Bir tarafta otların hiçbir şeyi iplemeyen direnci, öbür tarafta kurumuş kasımpatılar. “Hüzünler geçer ya sonbaharlardan”. Artık “teşrin bir susuştur şimdi/savrulan yapraklar değil/aşklardır/derin düşlere dalınca”. Bunu söyler Nuri Pakdil'in “Sabah Rüzgârının Yeşil Şiiri”. Bu dil kapısıdır. Onun rüzgârı hasretin diyarından eser. Ve şunu fısıldar: “bir kuru dal/bir kuru yaprağa düşer de hâlin/hâlimle örtüşür” (Güne Doğan Koşu, s.131) Çünkü “dokunup geçen bir rüzgârdır hayat”.

Güz mevsimlerin kemâl makamıdır. O bitimsiz olgunluğun şiirini söyler: “alındı ölçümüz/birden kırıldı aynalar/karıldı ruhunla ruhum/kemâle erdi güz” (Güne Doğan Koşu, s.412) Onda dirim vardır, dirilik vardır. Bu yüzden rüzgârın yeşil şiiridir.
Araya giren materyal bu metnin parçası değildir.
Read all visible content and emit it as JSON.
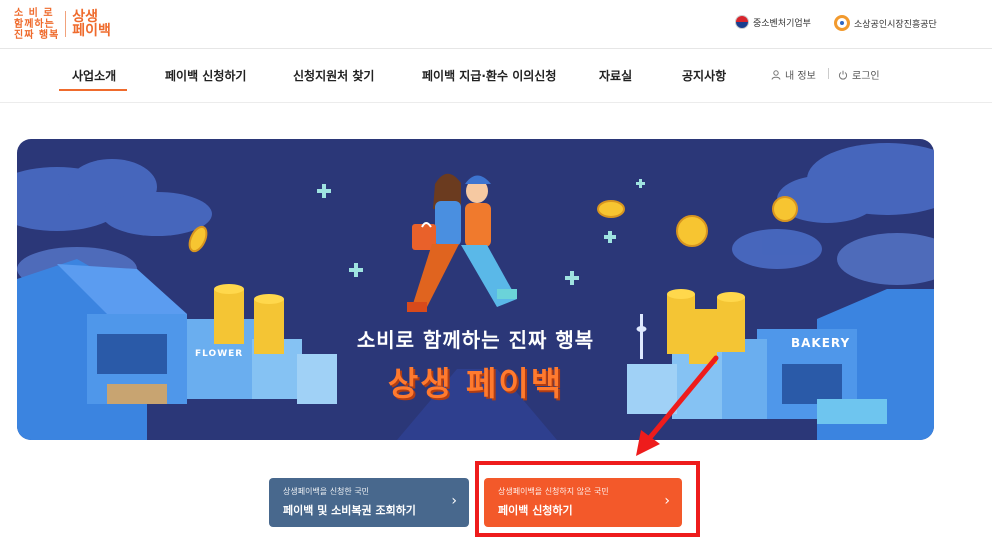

“İplemek” sözcüğü Nuri Pakdil'in devrimci söyleminin başat sözcüklerinden biridir. Sık sık kullanır konuşmalarında, yazılarında. “Biri, kimseyi iplemeden duruyorsa o toplum mutlaka sarsılır.” der, bir yazısında. (Arap Saati, s.43) Ancak, aşk hâlinde olan iplemez hiç kimseyi. O aşkla düşer dirimin habercisi tohum toprağa. O rüzgârın şiiri, o otların şiiri elbet yeşil olur, özünde dirimi taşıdığı için. “toprağa düşecek tohumun/dirim/elden ele bitmez bu efkâr/sabanla toprağı buluşturan/ilk insandan beri/güz geçiyor şimdi” (Dipköşe, s.56)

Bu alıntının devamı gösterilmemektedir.